BH : – Ce qu’on comprend quand même, c’est que les difficultés entre Flamands et Francophones au sein du gouvernement bruxellois vont sans doute empêcher la solidarité envers la Communauté française…

CD : – Je ne pense pas. Depuis plusieurs années maintenant, le dialogue qui existe au niveau bruxellois entre les Francophones et les Néerlandophones est vraiment positif. On a justement essayé de sortir un peu de ces différentes casquettes de compétences ministérielles et d’avoir une vue globale. On sait que plus les politiques, ceux qui sont compétents au fédéral ou à la communauté, dans les deux communautés, en Flandre et du côté francophone, sont bien financés, plus les Bruxellois aussi auront des compétences dans leur vie quotidienne qui seront bien gérées aussi. Je ne crois pas qu’il faille rajouter des tensions dans un gouvernement qui fonctionne plutôt bien, qui est capable de dégager des accords et qui ne s’enferme pas dans des querelles linguistiques ou autres depuis le début de la législature.

BH : – Alors, créer 6000 logements par an, dont 20% financés par le public, le reste par le privé, c’est l’objectif affiché par le gouvernement bruxellois. L’opposition MR dénonce un effet d’annonce alors que les précédentes annonces de création de logements ne seraient même pas honorées.

CD : – Je comprends que quand on est dans l’opposition, on fait ce travail d’opposition, je laisse ça au MR.

BH : – Ils ont raison ou pas sur les chiffres ?

CD : – Mais non, enfin, je voudrais vous dire les chiffres tels qu’ils ont été réellement adoptés. Ce qui a été adopté, c’est un budget de pratiquement 1 milliard qui va être injecté, et ça personne ne pourra le contester parce que les chiffres sont là. Les différentes instances qui vont recevoir ces budgets et la technique pour pourvoir les organiser, sont déjà décidées. Une partie de ce milliard servira à construire de nouveaux logements publics et ça je pense que personne ne conteste cette nécessité pour Bruxelles. Des logements publics qui serviront à deux types de public : le public du logement social d’une part et le public avec des revenus moyens parce qu’à Bruxelles, on le sait, la crise du logement touche aussi énormément de familles, familles monoparentales avec enfants, familles qui ont des difficultés à joindre les deux bouts et à pouvoir trouver un logement sur le marché privé. Cela, c’est pour le locatif.

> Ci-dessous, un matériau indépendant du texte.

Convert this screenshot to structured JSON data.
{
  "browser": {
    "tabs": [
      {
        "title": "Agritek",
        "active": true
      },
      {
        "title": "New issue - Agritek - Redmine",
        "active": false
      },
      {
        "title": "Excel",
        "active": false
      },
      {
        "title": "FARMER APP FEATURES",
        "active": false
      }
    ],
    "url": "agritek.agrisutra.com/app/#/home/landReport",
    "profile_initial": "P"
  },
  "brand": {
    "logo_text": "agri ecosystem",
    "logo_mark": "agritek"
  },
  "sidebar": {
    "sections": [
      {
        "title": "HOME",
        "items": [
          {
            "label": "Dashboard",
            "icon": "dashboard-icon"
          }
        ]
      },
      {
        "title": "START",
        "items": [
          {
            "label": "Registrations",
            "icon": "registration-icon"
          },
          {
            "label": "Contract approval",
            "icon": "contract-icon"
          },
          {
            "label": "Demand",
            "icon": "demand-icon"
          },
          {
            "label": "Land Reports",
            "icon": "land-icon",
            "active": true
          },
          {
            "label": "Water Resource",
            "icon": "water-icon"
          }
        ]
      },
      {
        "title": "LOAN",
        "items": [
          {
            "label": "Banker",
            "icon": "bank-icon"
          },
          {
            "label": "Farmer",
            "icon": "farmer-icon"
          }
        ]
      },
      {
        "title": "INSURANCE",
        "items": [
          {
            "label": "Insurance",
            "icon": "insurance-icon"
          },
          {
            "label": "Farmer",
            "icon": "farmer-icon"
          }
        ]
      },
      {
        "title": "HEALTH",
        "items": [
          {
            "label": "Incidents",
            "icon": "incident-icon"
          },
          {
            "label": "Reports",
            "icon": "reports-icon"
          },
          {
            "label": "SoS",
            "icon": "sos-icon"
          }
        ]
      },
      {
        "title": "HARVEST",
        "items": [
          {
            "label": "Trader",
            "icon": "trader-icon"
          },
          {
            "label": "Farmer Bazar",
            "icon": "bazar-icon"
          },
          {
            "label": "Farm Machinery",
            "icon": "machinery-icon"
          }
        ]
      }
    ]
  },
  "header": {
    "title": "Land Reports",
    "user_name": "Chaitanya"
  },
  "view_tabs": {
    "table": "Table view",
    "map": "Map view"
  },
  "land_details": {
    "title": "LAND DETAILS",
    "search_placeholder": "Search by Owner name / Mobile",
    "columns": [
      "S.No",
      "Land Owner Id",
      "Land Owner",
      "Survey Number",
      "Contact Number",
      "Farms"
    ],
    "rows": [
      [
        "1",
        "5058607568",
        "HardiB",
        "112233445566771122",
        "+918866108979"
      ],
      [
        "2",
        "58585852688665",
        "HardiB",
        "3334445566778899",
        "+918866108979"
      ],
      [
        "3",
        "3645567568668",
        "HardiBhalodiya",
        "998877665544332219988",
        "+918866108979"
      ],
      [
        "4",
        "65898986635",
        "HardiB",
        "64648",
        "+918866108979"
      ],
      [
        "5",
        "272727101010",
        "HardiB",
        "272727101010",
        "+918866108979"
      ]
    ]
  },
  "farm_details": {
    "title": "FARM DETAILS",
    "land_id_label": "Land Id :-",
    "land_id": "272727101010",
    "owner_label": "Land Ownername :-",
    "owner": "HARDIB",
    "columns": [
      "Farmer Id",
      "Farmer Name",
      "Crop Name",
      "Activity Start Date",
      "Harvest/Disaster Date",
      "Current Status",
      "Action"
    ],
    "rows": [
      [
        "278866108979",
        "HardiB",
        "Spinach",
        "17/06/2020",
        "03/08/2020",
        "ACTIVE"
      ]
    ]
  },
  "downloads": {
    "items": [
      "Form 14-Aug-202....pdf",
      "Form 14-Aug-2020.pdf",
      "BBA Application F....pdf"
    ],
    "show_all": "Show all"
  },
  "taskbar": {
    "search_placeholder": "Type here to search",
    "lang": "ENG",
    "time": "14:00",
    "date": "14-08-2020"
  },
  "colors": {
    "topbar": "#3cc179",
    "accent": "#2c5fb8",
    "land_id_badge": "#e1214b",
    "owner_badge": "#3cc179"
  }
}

BH : – Le problème c’est qu’entre les annonces et les logements qui arrivent, où les locataires peuvent vraiment prendre possession des logements, il y a parfois plusieurs années qui s’écoulent. Quand est-ce que ces logements vont commencer à être disponibles ?

CD : – Moi je n’ai jamais fait la promesse que les logements qu’on a décidé de faire ce week-end seraient disponibles l’année prochaine. C’est impossible. On est en train de terminer les programmes qui ont été réglés et qui ont été adoptés il y a plusieurs années maintenant. Mais on ne peut pas en même temps reprocher, comme on l’a fait auparavant à juste titre, aux politiques de ne pas prendre les devants, de ne pas être dans la prospective, de ne pas prévoir l’avenir et de ne pas prendre les décisions telles qu’on les a prises aujourd’hui. Ce qui est essentiel c’est que nous allons poursuivre le programme. C’est vrai que ça prend pratiquement quatre ans entre le moment où l’on décide de construire un logement et le moment où ce logement est disponible. Donc, on est en train de boucler le programme précédent et la décision qu’on a prise aujourd’hui va permettre de faire en sorte que dans les années qui viennent on n’aura pas perdu de temps pour voir émerger les logements qui sont attendus et qui vont permettre à de nombreuses familles de pouvoir trouver un logement à un prix décent. Dans le milliard en question, d’autres mesures que la construction (et qui permettra aux bas et moyens revenus de louer un logement à prix décent ou à acquérir un logement sont prévues : une nouvelle aide locative qui permettra de soutenir 1000 ménages en attente d’un logement social et un vaste programme de rénovation des logements sociaux existants. Par ailleurs, des dispositifs tels que les prêts à taux réduits du Fonds du Logement, et qui ont été multipliés par deux depuis le début de cette législature, permettront à de nombreuses familles d’acheter leur logement. Sur le plan économique, l’Alliance habitat bénéficiera également au secteur de la construction avec des retombées importantes en matière d’emploi. Quand on met un milliard pour la construction et la rénovation, ça veut dire que c’est tout un secteur économique qui est soutenu, ce qui est évidemment aussi essentiel pour Bruxelles.

BH : – Merci !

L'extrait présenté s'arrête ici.